Federalism and Drug Policy

Radley Balko poses an interesting dilemma today, in his article posted on the Politico entitled, Federalism should extend to marijuana raids. In the closing paragraph he posits, "You can be a federalist, or you can be an ardent drug warrior. But you can't be both." He spends most of the piece discussing the the contradictory positions of both Giuliani and Thompson as advocates of a localized approach to a myriad of complicated "issues of the day," while also noting that the two have argued that the federal government needs even greater power to confront the issue of drugs. Is Balko right, that being a federalist and supporting the "War on Drugs" is a proposition that is mutually exclusive?

With the exception of many libertarian and a few conservative thinkers, i.e. W.F. Buckley, the advocacy of decriminalization of medical marijuana has largely been a task undertaken by the left. It is also one that the right has eyed with suspicion out of a fear that a slippery slope effect would promulgate numerous other drug decriminalizations . This, coupled with the inherent goal of seeing drug use reduced, has placed a majority of conservatives on a trajectory that may in fact betray our federalist instincts.

In this instance, I am inclined to stand with Justice Thomas and recognize that regardless of our opposition to medicinal marijuana, constitutionally, it is an issue that should be dealt with in the laboratories of policy.
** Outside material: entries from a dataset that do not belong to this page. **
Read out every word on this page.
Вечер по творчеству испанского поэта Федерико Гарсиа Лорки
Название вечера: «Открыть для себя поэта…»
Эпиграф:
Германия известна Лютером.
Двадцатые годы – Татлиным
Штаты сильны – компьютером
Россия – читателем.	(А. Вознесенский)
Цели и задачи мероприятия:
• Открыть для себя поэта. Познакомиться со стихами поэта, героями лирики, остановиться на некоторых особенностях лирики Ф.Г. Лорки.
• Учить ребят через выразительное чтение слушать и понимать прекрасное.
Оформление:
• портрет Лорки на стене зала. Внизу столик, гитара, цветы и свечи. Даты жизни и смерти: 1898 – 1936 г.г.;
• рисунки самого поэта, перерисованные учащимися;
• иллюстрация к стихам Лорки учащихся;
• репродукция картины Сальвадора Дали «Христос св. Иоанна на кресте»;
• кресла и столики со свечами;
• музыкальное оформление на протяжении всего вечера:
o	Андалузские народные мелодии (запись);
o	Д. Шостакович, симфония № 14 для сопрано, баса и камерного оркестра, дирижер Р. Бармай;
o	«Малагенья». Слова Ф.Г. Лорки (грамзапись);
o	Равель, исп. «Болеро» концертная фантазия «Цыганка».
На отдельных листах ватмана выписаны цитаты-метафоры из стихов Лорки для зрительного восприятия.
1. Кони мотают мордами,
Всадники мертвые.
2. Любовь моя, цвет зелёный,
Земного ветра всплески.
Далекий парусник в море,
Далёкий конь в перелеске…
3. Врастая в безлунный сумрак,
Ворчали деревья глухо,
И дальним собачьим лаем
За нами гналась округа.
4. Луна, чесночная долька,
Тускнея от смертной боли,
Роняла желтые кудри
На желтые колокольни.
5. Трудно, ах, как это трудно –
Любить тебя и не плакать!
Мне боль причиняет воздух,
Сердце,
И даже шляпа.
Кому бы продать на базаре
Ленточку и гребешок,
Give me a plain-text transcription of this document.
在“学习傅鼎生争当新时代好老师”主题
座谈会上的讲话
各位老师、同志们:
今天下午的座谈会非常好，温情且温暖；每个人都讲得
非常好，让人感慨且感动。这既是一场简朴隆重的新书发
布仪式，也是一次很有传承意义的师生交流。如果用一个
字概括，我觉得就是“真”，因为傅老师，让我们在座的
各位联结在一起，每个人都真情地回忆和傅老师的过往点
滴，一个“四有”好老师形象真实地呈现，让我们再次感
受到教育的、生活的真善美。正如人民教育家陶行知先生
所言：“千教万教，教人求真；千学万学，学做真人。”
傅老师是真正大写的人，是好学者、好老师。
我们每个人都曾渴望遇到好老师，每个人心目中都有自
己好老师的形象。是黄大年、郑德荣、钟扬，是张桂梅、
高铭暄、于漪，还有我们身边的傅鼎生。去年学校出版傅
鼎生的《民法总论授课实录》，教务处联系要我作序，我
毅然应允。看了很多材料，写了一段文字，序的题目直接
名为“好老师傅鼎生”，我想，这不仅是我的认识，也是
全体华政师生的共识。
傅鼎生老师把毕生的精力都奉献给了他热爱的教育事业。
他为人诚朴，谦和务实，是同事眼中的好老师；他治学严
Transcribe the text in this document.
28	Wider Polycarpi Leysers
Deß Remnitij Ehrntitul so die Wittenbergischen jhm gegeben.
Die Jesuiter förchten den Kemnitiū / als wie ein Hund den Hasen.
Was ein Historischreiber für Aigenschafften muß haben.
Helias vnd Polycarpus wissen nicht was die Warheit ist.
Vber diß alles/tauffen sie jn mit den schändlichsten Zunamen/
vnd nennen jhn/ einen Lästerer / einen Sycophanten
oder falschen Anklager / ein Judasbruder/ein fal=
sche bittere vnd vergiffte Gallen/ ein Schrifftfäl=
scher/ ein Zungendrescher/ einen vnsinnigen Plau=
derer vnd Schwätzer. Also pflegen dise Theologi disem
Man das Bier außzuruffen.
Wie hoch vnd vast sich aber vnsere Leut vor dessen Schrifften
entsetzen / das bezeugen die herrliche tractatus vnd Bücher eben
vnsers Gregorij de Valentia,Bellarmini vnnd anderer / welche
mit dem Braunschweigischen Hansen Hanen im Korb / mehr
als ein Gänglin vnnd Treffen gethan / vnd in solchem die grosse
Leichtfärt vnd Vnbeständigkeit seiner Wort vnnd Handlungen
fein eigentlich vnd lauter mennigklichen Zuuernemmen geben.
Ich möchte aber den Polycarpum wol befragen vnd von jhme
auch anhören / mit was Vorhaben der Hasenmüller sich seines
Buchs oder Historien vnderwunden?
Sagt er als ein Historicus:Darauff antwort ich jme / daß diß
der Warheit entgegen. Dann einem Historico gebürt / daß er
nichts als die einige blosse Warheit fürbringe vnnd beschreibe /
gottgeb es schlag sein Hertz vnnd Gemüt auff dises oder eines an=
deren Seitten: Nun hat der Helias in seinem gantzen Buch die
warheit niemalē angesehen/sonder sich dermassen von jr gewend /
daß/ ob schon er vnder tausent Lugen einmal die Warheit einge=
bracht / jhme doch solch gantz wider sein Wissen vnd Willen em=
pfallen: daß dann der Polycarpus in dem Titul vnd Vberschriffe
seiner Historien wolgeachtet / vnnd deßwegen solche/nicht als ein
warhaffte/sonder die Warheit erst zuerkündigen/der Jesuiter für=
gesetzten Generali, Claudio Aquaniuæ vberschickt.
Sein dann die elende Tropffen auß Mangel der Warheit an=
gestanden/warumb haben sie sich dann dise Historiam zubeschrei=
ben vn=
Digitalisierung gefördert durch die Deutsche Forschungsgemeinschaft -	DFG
  1. Before I went to law school, I thought Congress's power was unlimited. Then when I learned about Commerce Clause jurisprudence, I discovered that I was right.

  2. It does seem that way doesn't it Tim. I think this is one issue where my gut goes to the left (in terms of supporting the federalization the issue), but where my ideological convictions are pushing me to the right. I think the most important thing for us is consistency though, because giving up on federalist principles in even one case, has major we saw.